With so much news coming from so many sources—many of them of the informal variety there are inevitable system breakdowns. Hello magazine—generally a cheery, glossy celebrity magazine, not noted for getting down and dirty; was forced to recant an “exclusive” interview with actor George Clooney they had purchased from a so-called news service. The article turned out to be a complete fabrication. Then or course there is the infamous scandal involving Rolling Stone magazine story depicting sexual assault on the campus of the University of Virginia that turned out to be false. One fears we are going to get more of that. With the shrinkage in news careers available there is a lot of questioning about why we need so many journalism schools. There are probably too many…but the other way of looking at Journalism education is that it provides a skill set that is transferrable into other areas.
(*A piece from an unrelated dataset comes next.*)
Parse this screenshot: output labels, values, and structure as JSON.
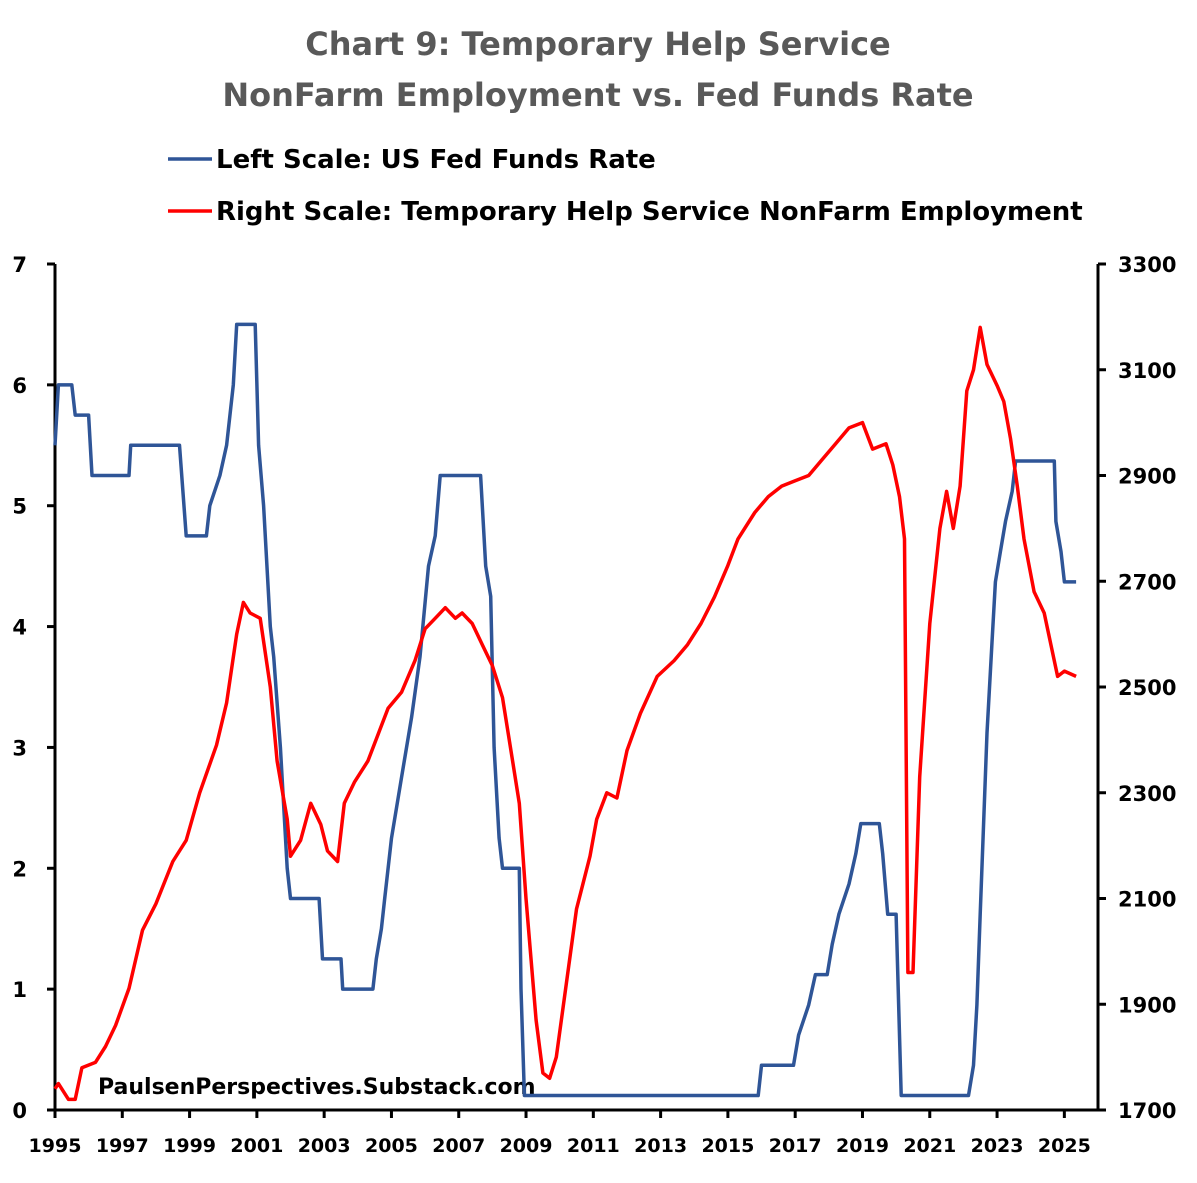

Being able to write sentences and paragraphs in a 140-character world will be an increasingly valuable skill. Organizing thoughts into some kind of logical progression has application in sales, marketing, public relations and public administration. One could argue that if not as training for a career in journalism, journalism education is needed more than ever. When you see 8 year old kids with their noses buried in I pads, it suggests we probably should start teaching kids something about news in senior public school so they can differentiate between the various sources of news and develop some evaluation criteria that will help them separate truth from fiction.